Lía le sonríe cómplice y toma el teléfono.

Corta, marca de nuevo.

A toda velocidad toma un saquito de cuero, su cartera y apaga las luces. Con un gesto le indica a Miranda que salga. Sale ella detrás, cierra la puerta con llave, lo toma por el brazo y lo hace caminar rápidamente hasta la esquina. Doblan hacia la cortada. Se acercan a una casa tapiada. Bajo un gomero enorme, Lía se vuelve y le estampa un beso en la boca a Miranda que retribuye abrazándola por la cintura y apretándola contra su cuerpo. Lía se despega, mira calle abajo y levanta un brazo con toda la gracia de que es capaz. El taxista es joven pero ya la ciudad le ha envenenado el espíritu.
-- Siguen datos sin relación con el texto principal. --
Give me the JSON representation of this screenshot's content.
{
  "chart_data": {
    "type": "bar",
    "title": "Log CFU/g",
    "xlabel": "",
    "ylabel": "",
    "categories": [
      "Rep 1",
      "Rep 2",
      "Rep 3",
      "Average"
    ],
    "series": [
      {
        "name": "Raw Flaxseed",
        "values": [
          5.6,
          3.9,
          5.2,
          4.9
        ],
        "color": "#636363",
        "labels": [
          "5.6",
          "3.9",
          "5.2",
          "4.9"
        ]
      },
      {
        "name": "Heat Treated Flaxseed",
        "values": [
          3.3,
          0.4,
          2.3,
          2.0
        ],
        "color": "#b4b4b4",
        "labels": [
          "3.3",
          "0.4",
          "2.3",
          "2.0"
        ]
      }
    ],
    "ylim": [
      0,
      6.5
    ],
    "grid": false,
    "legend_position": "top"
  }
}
Lía está sentada muy cerca de Miranda apoyando decididamente el muslo contra el suyo. El aroma, el contacto, el sonido de la voz de Lía despiertan a cada una de las células del cuerpo del Topo que se siente feliz y lleno de energía, gozando anticipadamente el cuerpo de esta mujercita que él va a habitar esta misma noche, un poco mareados por el vino de la cena, mientras ella lo bese con lengua abrasada. El chofer escucha un tema disco a todo volumen. Lía sigue el ritmo con pequeños golpes de sus dedos contra la mano de Miranda. Van en silencio. Hay en el conductor un disfrute neurótico de la velocidad y de la increíble pericia con la que va haciendo fintas entre el tránsito y los peatones. Maneja con picardía, sacándole ventaja a otros autos por la avenida Corrientes que, este día y a esta hora, está poco poblada. El tipo gana la punta y baja la onda verde tratando de que otros conductores no le quiten los lugares libres que quedan en las esquinas, entre los autos que esperan el cambio de luces. Al mismo tiempo va cuidándose de ver que a algún dormido no se le ocurra cruzar la avenida por alguna de las transversales y va advirtiendo su paso haciendo luces. En pocos minutos han cruzado la ciudad desde Colegiales hasta las proximidades de Plaza San Martín donde Lía lo toma de la mano y lo mete en el Morizono, un restaurante japonés donde la novia de Mandrake prepara unos deliciosos bomboncitos de pescado crudo y arroz. La vida termina de desperezarse. La cárcel parece haber quedado a mil años de distancia.